Night Moves (2013)


Director/writer Kelly Reichardt seems to be carving out a niche as an expert in measured character studies that blur the boundaries of genre film making. While her latest effort may seem to be running at a sprint compared to previous work, her environmental activists/terrorists make for a calm and contemplative thriller. It falls by the wayside in the final act but crafts a satisfying experience up to that point.

Young activists Josh (Jesse Eisenberg) and Dena (Dakota Fanning) are planning something big. Josh is the serious idealist, paranoid and tense at all times, while Dena seems to treat the whole affair as a game. Teaming up with the older and not entirely reliable explosives expert Harmon (Peter Sarsgaard), the trio plot to blow up a dam to make a statement about the damage such projects cause to the environment. However, as is the way with these things, an unforeseen occurrence leads to a tragic consequence which they are forced to deal with.

Reichardt is no bombastic director bathing her films in moments of flashy action and hardwired tension. She excels far more at the minutiae of life. The interactions between her leading trio are wonderfully observed with distinct personas developing for Dena and Harmon in particular. Little quirks emerge for them all. Harmon turns out to be a much flakier guy than the other two hoped for while Dena is ill-equipped for the reality of their task. It’s only Eisenberg that struggles, stuck with a character so taciturn he’s practically a blank slate.


The environmental destruction people have wreaked on the world is carefully weaved into the film. When they go to buy a second-hand boat, the camera lingers on the seller’s sculpted garden and the golf he’s watching on TV. They even end up discussing the damage golf courses cause. A dead pregnant deer lying on the edge of the road later is blunter but still effective.
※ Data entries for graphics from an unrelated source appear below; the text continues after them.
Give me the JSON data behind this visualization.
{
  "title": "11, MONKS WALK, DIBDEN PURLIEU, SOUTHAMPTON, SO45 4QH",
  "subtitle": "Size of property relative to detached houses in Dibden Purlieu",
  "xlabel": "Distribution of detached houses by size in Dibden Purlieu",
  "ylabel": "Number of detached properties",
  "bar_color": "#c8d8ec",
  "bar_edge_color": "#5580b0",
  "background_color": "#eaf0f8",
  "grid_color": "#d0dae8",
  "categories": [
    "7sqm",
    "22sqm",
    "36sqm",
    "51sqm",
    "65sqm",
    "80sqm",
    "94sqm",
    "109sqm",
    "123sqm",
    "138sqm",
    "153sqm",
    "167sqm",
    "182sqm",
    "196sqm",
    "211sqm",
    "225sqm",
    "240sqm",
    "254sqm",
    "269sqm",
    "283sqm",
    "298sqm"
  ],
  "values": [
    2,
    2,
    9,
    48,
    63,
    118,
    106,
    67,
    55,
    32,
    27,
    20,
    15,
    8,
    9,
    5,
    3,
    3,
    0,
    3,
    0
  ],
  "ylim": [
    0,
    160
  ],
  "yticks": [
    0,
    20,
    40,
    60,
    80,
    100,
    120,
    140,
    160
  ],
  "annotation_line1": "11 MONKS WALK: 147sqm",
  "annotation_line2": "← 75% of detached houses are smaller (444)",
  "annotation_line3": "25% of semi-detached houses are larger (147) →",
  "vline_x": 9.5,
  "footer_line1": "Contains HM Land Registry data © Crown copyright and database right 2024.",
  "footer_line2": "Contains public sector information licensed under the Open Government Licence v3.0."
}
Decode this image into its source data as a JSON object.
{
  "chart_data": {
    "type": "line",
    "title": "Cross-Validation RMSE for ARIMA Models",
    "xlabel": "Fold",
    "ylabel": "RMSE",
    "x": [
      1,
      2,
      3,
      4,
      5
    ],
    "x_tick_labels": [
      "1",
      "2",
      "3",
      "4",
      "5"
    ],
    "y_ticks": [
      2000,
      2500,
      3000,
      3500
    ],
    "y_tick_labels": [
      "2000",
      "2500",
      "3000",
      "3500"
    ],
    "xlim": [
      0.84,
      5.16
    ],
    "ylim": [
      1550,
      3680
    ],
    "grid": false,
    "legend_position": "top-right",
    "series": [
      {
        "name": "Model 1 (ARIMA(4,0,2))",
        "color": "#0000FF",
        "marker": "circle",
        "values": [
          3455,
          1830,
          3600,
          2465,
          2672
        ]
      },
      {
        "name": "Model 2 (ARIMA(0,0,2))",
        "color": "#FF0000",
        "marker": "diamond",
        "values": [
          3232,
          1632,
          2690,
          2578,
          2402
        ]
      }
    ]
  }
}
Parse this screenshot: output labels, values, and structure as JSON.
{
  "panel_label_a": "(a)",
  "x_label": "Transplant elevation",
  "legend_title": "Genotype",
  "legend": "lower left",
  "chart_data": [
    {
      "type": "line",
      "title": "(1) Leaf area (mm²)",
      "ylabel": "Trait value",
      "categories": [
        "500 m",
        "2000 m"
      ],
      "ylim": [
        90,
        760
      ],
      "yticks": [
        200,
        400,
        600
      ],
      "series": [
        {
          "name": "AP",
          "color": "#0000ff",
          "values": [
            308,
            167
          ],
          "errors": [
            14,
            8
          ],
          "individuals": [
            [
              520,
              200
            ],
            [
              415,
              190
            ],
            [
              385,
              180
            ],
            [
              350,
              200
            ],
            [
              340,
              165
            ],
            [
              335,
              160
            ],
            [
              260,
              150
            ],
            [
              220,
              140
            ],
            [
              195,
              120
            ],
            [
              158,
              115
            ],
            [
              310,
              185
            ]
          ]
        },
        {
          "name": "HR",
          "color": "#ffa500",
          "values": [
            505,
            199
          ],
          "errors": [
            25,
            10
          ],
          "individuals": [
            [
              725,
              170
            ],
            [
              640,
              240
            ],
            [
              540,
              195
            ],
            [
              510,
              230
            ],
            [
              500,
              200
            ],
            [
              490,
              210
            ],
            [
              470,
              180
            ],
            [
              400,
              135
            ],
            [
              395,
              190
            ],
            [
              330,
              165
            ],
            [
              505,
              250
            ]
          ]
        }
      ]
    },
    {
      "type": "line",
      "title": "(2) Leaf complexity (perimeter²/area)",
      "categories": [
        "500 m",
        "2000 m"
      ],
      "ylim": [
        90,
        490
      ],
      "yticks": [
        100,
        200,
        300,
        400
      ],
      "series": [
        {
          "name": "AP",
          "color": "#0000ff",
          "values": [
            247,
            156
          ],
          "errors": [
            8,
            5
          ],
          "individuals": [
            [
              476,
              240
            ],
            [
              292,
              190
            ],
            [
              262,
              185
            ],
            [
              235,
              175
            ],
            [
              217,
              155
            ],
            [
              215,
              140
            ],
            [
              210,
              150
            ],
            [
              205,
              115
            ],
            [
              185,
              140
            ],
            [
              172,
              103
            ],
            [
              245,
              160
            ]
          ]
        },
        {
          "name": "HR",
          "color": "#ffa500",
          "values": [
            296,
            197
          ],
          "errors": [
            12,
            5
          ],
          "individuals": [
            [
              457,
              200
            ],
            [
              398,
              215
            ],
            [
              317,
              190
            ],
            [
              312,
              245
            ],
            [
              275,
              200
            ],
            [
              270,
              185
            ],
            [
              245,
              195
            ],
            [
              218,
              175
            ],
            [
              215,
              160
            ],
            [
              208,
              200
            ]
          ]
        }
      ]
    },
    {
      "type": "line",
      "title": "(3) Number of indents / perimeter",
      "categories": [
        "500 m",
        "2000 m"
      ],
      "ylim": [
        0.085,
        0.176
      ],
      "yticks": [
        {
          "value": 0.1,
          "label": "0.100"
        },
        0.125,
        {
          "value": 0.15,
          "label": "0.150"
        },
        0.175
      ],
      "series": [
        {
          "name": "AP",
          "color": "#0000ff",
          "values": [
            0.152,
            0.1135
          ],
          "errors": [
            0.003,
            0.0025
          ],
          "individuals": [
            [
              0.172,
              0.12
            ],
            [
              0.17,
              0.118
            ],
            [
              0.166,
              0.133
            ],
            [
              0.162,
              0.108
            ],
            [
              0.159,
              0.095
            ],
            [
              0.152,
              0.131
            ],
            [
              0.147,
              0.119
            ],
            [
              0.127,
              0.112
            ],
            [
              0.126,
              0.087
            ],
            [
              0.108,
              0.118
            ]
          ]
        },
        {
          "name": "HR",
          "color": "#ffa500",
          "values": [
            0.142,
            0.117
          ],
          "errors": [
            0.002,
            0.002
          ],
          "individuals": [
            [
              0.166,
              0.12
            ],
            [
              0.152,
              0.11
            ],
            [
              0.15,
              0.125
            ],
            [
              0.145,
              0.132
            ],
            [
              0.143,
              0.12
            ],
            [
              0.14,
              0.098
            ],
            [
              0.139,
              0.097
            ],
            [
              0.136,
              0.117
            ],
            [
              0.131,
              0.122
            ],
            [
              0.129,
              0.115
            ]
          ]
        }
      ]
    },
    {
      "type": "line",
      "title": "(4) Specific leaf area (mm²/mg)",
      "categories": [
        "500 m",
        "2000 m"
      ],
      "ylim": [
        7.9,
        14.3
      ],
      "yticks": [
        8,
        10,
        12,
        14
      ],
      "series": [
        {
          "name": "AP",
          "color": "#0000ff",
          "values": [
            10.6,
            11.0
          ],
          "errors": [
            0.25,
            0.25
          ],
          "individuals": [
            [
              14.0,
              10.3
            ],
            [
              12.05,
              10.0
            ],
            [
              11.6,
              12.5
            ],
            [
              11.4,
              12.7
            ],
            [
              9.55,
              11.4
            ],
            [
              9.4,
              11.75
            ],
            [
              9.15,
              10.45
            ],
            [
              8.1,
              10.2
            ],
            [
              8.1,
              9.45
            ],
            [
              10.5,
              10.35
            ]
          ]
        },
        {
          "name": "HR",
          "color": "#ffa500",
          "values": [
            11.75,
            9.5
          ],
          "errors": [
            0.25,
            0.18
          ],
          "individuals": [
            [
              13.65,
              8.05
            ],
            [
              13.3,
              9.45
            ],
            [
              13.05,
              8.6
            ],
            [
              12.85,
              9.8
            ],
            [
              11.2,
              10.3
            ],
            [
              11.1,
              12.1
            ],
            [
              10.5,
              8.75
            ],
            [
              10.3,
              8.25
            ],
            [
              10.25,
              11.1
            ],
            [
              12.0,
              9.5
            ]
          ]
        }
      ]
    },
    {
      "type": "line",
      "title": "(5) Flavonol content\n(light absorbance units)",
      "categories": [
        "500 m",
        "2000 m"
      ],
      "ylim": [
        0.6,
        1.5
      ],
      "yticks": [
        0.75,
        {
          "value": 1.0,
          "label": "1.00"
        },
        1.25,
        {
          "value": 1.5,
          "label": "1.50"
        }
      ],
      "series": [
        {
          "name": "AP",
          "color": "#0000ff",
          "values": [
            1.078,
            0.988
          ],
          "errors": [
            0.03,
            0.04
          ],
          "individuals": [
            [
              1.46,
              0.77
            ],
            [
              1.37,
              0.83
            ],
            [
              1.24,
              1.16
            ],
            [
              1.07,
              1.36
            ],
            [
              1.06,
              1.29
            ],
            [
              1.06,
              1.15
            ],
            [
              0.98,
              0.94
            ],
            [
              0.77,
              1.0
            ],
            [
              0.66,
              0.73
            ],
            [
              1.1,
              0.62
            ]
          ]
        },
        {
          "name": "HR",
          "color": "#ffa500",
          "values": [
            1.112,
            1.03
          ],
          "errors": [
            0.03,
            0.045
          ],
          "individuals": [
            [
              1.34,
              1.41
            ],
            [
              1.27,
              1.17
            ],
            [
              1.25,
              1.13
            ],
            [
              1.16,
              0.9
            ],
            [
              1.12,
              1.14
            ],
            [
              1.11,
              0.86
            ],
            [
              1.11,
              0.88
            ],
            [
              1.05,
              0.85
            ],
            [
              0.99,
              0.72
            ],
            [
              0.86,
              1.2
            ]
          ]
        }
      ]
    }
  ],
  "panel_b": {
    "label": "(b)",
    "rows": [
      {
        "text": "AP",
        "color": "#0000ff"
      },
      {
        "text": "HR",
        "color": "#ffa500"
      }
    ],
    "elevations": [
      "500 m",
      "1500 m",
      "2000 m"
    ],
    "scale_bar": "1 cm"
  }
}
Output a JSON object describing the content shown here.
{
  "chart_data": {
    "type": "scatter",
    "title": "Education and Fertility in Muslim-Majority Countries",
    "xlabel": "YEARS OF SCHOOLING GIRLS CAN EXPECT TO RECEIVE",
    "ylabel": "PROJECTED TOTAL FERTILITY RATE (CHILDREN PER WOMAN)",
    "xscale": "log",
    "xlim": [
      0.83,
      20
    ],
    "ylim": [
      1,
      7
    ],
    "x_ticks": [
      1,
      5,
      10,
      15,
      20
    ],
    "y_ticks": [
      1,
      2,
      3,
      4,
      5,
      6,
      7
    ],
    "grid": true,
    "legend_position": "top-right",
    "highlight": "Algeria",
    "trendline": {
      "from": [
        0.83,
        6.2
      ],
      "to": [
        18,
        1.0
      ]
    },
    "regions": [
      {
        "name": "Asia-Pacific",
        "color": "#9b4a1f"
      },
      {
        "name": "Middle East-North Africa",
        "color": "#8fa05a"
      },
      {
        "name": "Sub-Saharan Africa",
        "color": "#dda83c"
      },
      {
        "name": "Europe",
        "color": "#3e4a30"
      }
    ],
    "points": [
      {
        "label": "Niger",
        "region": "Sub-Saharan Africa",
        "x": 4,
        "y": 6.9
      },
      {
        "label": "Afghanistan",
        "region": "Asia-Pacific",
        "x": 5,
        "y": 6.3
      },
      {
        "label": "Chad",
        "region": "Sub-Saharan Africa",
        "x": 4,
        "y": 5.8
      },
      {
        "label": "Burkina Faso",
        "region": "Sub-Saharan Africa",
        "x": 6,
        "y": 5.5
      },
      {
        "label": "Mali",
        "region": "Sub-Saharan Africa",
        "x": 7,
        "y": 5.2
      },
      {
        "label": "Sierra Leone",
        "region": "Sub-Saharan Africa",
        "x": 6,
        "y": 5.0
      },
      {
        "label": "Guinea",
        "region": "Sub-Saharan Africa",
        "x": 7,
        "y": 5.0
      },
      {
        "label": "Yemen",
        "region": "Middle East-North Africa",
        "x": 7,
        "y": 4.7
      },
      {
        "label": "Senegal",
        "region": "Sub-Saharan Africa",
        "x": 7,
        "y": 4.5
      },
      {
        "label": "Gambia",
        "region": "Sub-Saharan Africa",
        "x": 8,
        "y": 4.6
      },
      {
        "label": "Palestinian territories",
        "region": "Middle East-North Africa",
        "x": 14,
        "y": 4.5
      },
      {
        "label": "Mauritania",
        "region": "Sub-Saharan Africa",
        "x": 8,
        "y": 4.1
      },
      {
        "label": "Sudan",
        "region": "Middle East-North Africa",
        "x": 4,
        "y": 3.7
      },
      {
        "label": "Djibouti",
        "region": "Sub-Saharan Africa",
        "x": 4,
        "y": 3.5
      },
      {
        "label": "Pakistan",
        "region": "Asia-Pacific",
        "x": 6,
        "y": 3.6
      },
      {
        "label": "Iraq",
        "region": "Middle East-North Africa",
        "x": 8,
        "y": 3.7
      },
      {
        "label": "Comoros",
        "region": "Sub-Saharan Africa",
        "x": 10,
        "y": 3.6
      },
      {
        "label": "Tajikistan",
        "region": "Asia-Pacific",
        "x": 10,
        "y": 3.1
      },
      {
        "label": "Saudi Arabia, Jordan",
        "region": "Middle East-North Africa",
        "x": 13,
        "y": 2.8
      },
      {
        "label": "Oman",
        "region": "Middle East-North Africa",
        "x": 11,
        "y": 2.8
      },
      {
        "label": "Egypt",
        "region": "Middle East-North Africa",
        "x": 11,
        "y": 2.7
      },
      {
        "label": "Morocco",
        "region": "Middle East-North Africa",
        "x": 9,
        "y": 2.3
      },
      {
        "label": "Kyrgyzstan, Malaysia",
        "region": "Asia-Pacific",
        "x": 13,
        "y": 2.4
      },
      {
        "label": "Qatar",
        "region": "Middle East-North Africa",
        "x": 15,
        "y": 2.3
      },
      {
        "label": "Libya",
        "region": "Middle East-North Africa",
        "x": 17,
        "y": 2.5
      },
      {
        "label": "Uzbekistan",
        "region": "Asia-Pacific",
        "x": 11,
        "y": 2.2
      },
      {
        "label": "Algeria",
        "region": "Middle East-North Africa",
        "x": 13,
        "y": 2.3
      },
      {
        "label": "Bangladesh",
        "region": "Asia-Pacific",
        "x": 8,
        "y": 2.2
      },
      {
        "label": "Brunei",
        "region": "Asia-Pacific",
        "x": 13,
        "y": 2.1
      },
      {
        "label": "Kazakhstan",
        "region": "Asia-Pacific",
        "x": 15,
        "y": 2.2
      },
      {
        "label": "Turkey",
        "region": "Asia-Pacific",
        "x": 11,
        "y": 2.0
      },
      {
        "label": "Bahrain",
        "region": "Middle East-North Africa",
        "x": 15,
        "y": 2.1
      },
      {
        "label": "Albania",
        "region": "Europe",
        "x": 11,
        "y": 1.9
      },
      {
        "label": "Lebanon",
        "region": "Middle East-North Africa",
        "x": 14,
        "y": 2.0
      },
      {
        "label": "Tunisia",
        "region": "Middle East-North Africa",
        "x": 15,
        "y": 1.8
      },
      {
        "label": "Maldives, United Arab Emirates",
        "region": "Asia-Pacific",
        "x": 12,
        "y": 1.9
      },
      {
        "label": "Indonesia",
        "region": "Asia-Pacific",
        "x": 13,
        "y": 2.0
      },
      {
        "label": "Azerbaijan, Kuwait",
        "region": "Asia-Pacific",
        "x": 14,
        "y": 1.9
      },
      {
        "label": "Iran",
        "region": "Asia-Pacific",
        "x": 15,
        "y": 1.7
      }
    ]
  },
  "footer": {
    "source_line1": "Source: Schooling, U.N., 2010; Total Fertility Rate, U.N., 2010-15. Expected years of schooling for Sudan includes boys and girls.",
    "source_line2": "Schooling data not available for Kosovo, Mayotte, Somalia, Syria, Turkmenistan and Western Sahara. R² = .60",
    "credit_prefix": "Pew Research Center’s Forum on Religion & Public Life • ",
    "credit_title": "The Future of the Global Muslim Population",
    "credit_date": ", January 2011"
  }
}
For all the character focus, the dramatic high water mark comes when the three radicalists destroy the rivers high water mark by taking down the dam. Without ever rushing the drama, Reichardt builds considerable tension in the run-up and immediate aftermath. Roadblocks are thrown in along the way – an unexpected passer-by, a stalling car and even an actual roadblock – without ever lasting long enough to become forced.

It’s the aftermath that drops away. When their actions lead to unexpected consequences, pressure mounts on all three as they struggle to deal with their crime. Yet the realism that marked the first two acts begins to break down. Josh’s blank face can’t explain what’s going on and soon enough they’ve stumbled into high melodrama and a series of preposterous actions. It’s a disappointing end to an otherwise absorbing story.

Reichardt has crafted an interesting and thoughtful film that can’t see itself through. There is still plenty to recommend it, particularly the sharp character focus early on. If only it could have held that note to the end.